Finish Configuring the SMW HA System

Finalize configuration of SMW HA installation.

In order to finalize the configuration on the SMW HA system, commands must be performed on both the first and second SMW. Careful attention should be paid to the command prompts in each step example of the following procedure.

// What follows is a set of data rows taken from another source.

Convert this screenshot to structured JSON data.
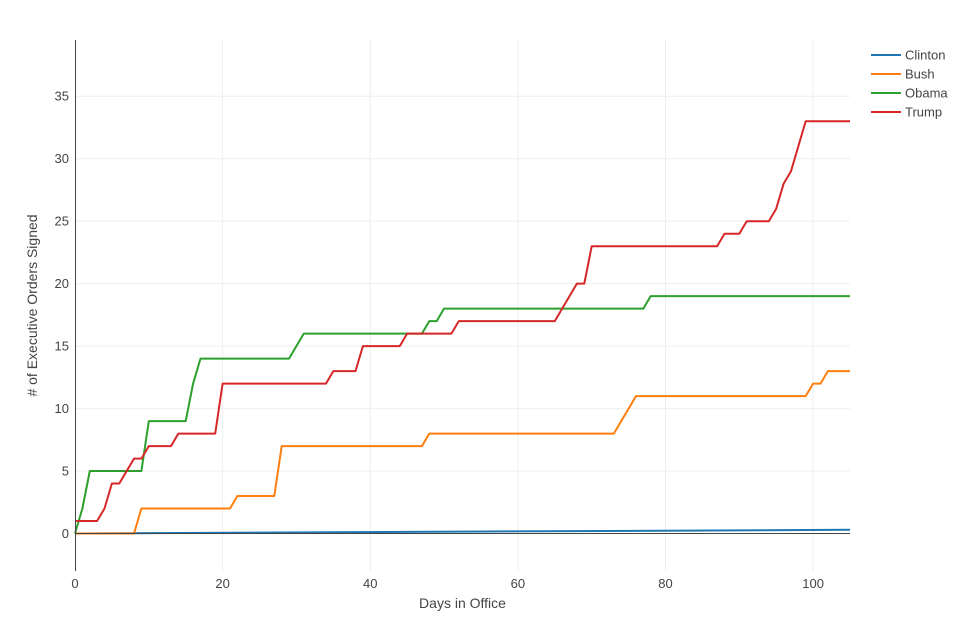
{
  "chart_data": {
    "type": "line",
    "title": "",
    "xlabel": "Days in Office",
    "ylabel": "# of Executive Orders Signed",
    "xlim": [
      0,
      105
    ],
    "ylim": [
      -3,
      39.5
    ],
    "xticks": [
      0,
      20,
      40,
      60,
      80,
      100
    ],
    "yticks": [
      0,
      5,
      10,
      15,
      20,
      25,
      30,
      35
    ],
    "grid": true,
    "legend_position": "top-right",
    "series": [
      {
        "name": "Clinton",
        "color": "#1f77b4",
        "points": [
          [
            0,
            0
          ],
          [
            105,
            0.3
          ]
        ]
      },
      {
        "name": "Bush",
        "color": "#ff7f0e",
        "points": [
          [
            0,
            0
          ],
          [
            8,
            0
          ],
          [
            9,
            2
          ],
          [
            21,
            2
          ],
          [
            22,
            3
          ],
          [
            27,
            3
          ],
          [
            28,
            7
          ],
          [
            47,
            7
          ],
          [
            48,
            8
          ],
          [
            73,
            8
          ],
          [
            76,
            11
          ],
          [
            99,
            11
          ],
          [
            100,
            12
          ],
          [
            101,
            12
          ],
          [
            102,
            13
          ],
          [
            105,
            13
          ]
        ]
      },
      {
        "name": "Obama",
        "color": "#2ca02c",
        "points": [
          [
            0,
            0
          ],
          [
            1,
            2
          ],
          [
            2,
            5
          ],
          [
            9,
            5
          ],
          [
            10,
            9
          ],
          [
            15,
            9
          ],
          [
            16,
            12
          ],
          [
            17,
            14
          ],
          [
            29,
            14
          ],
          [
            31,
            16
          ],
          [
            47,
            16
          ],
          [
            48,
            17
          ],
          [
            49,
            17
          ],
          [
            50,
            18
          ],
          [
            77,
            18
          ],
          [
            78,
            19
          ],
          [
            105,
            19
          ]
        ]
      },
      {
        "name": "Trump",
        "color": "#d62728",
        "points": [
          [
            0,
            1
          ],
          [
            3,
            1
          ],
          [
            4,
            2
          ],
          [
            5,
            4
          ],
          [
            6,
            4
          ],
          [
            8,
            6
          ],
          [
            9,
            6
          ],
          [
            10,
            7
          ],
          [
            13,
            7
          ],
          [
            14,
            8
          ],
          [
            19,
            8
          ],
          [
            20,
            12
          ],
          [
            34,
            12
          ],
          [
            35,
            13
          ],
          [
            38,
            13
          ],
          [
            39,
            15
          ],
          [
            44,
            15
          ],
          [
            45,
            16
          ],
          [
            51,
            16
          ],
          [
            52,
            17
          ],
          [
            65,
            17
          ],
          [
            68,
            20
          ],
          [
            69,
            20
          ],
          [
            70,
            23
          ],
          [
            87,
            23
          ],
          [
            88,
            24
          ],
          [
            90,
            24
          ],
          [
            91,
            25
          ],
          [
            94,
            25
          ],
          [
            95,
            26
          ],
          [
            96,
            28
          ],
          [
            97,
            29
          ],
          [
            99,
            33
          ],
          [
            105,
            33
          ]
        ]
      }
    ]
  }
}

  1. Bring up the Cray system (service and compute nodes), if not already up.
  2. Synchronize ssh user keys between smw2 and the boot node to enable passwordless access.
    1. Copy the rsa-key from the first SMW to the second SMW:
      smw1# scp -pr /root/.ssh/id_rsa* root@smw2:/root/.ssh/
    2. Log in to the boot node from the second SMW. Answer reply "yes" when prompted.
      smw2# ssh boot
      boot# exit
  3. If the time zone was changed when installing the base operating system, copy the localtime file on the second SMW.
    Put the SMW time zone setting where the cabinet and blade controllers can access it. Execute the following command on the second SMW.
    smw2# cp -p /etc/localtime /opt/tftpboot/localtime
  4. Make a final saved snapshot after the first SMW is completely rebooted. Use the following commands on each SMW.
    smw1# export SNAPSHOT_HA=$(snaputil list |grep ^cur| awk '{print $2}')
    
    smw1# snaputil create .save
    
    
    1. Force a failover so the steps can be completed on the other SMW.
      smw1# crm resource move ClusterIP smw2
      
      smw1# sleep 300
      
      smw1# crm resource unmove ClusterIP
    2. Confirm that the failover has completed, smw2 is now active, and all services are running again.
      smw1# crm status
      
      smw2# export SNAPSHOT_HA=$(snaputil list |grep ^cur| awk '{print $2}')
      
      smw2# snaputil create .save
      
    3. Force the failover back to the first SMW.
      smw2# crm resource move ClusterIP smw1
      
      smw2# sleep 300
      
      smw2#  crm resource unmove ClusterIP
      
      smw2# crm status
      
  5. Verify the system has been correctly configured.
    smw1# check_config smw1 smw2 smw1-drac smw2-drac
    Running this command should return and report "System is configured correctly." If it doesn't, the system needs to be repaired before moving on.
    If eLogin is not yet configured, check_config will return errors similar to the following example.
    ERROR: System is not configured correctly.
    Error summary:
    	SMW ethel: interface 6 link DOWN
    	SMW ethel: interface 7 link DOWN
    	SMW lucy: interface 6 link DOWN
    	SMW lucy: interface 7 link DOWN
    	ethel	eth6 - ERROR - address is 10.6.1.2/16, should be
    	ethel	eth7 - ERROR - address is 10.7.1.2/16, should be
    	lucy	eth6 - ERROR - address is 10.6.1.3/16, should be
    	lucy	eth7 - ERROR - address is 10.7.1.3/16, should be
    	ethel	eth6 - ERROR - address is 10.6.1.1/16, should be
    	ethel	eth7 - ERROR - address is 10.7.1.1/16, should be
    	ethel:	ICMP ping to 10.6.1.3 failed - ERROR!
    	ethel:	ICMP ping to 10.7.1.3 failed - ERROR!
    	lucy:	ICMP ping to 10.6.1.2 failed - ERROR!
    	lucy:	ICMP ping to 10.7.1.2 failed - ERROR!
    
    Expect these errors to continue until eLogin is configured.
If this site will be using SMW-HA to manage eLogin, proceed to XC™ Series SMW-managed eLogin Installation Guide (S-3020). If not, the SMW-HA has now been installed and configured.
CAUTION: If it is necessary to revert to a previous snapshot at some point, use only an HA snapshot — that is, a snapshot created after the SMW HA software was installed and configured. It is dangerous to boot a non-HA snapshot on an HA system because there is a risk of double-mounting the shared file systems, which could cause file system corruption. .